|Date(s):||August 1, 1842|
|Location(s):||CHARLESTON, South Carolina|
|Tag(s):||African-Americans, Arts/Leisure, Church/Religious-Activity, Health/Death, Migration/Transportation, Race-Relations, Slavery, Urban-Life/Boosterism|
|Course:||“Rise And Fall of the Slave South,” University of Virginia|
On a blustery summer day, August 1, 1842, a fishing boat in which five slaves were traveling was swamped and capsized. Because of the nature of the gale that had blown ashore that blustery Charleston day, all five were presumed dead. The slaves were: Jefferson and George, property of Mr. J. Jeannerett, Ned of Mr. Mellichamp, William of Mrs. C. Macbeth, and a slave boy, Issac, of Mrs. Hughes. Although other had occupied a boat a short distance ahead of them, it, too, was in a dangerous situation and could not come to the rescue of the slaves' vessel. The storm that took place that windy August day caused many additional losses. Because the tide rose to an unprecedented height, most of the Charleston's wharves were covered in water. In addition, many streets were submerged on the Western side of the city. Some residents had to be rescued from their homes by boat.

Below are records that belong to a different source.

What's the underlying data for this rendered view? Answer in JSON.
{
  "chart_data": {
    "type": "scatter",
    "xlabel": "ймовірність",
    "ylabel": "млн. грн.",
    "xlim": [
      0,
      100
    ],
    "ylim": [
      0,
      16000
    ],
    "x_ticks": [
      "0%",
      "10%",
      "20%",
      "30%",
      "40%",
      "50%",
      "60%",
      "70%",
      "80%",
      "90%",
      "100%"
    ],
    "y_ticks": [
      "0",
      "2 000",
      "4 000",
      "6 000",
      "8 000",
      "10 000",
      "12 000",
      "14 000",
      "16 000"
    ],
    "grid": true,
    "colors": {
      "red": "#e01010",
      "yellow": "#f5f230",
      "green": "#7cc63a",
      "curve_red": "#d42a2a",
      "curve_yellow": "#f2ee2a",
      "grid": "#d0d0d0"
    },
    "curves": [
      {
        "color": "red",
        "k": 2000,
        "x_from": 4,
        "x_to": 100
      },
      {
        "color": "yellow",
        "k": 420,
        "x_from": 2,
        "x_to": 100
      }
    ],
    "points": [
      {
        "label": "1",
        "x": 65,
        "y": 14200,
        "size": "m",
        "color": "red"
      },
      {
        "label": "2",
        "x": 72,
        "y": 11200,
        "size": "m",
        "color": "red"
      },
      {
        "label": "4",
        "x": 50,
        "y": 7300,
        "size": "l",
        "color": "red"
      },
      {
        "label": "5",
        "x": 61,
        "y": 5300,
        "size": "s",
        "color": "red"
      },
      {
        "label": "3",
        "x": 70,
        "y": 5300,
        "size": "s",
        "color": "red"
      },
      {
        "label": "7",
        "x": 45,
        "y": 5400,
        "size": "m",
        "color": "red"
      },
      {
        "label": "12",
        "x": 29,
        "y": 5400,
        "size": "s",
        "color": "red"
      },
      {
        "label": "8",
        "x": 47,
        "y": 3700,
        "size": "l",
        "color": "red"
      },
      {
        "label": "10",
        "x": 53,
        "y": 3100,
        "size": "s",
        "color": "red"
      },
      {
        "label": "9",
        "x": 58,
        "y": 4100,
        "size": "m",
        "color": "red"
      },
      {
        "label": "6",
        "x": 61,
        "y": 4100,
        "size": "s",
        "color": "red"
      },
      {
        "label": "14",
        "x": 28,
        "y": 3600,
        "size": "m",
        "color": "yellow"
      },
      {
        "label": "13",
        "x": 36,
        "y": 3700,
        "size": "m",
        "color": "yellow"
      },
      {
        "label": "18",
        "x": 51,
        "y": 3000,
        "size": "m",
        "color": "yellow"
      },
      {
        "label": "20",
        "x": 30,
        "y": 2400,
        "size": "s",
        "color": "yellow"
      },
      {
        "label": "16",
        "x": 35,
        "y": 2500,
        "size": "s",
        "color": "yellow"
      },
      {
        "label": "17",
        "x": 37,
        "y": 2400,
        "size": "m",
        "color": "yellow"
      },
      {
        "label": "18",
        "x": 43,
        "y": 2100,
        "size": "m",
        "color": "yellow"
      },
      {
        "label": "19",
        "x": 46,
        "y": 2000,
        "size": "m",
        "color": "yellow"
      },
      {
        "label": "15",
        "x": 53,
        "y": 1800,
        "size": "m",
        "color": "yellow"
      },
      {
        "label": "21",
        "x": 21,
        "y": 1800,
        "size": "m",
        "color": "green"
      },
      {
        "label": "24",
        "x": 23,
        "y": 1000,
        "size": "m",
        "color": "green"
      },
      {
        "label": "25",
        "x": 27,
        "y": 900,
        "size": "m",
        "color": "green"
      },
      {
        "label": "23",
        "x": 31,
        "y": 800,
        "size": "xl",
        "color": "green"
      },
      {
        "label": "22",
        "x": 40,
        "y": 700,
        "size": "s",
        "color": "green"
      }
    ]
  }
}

The influence of the weather on the antebellum South was a great one. Many of the city's slave owners chose rice as their main crop. If rice fields, some of which were located in close proximity to the city, became too flooded, then the harvest that year would be abominable. In addition, storms like these sometimes caused some of Charleston's more precious architectural resources to be destroyed. So much of Southern history can be and has been lost in events of Mother Nature. Environmental constraints pressured the inhabitants of a city like Charleston to adapt to different ways of life depending on the natural disaster.
Another important issue brought up by this newspaper clipping, which was clipped from a newspaper and placed in the Journal of Charles Heyward, a Charleston resident, concerns the relative freedom that Charleston slaves possessed. Slaves were permitted to be hired out by their owners to others, allowing bondsmen to diversify their skills. Because they could accept earnings for their services, sometimes they were able to buy their freedom. Slaves were also permitted to attend church services with their master. In addition, they were allowed to participate in other leisurely activities, such as fishing, because many did not live on their master's property. Those who did usually lived in separate quarters, so they could come and go with relative ease. Many Charlestonian masters allowed these activities, especially around this time period, in order to appear like benevolent Christian masters in an effort to suppress the idea that slavery was a cruel institution. However, others felt that allowing slaves this much freedom would cause insubordination and deterioration of the institution of slavery, as shown by historian David R. Goldfield. He also contradicts Bernard E. Power's book, Black Charlestonians, by noting that even though some slaves were able to diversify their skills through this freedom, many had skill levels that remained low, even lower than slaves on working rice and cotton plantations. This newspaper article shows that, although the situation of slave freedom ended perilously for the poor men in a boat, slaves in the greater Charleston city area enjoyed many more opportunities than those in other areas.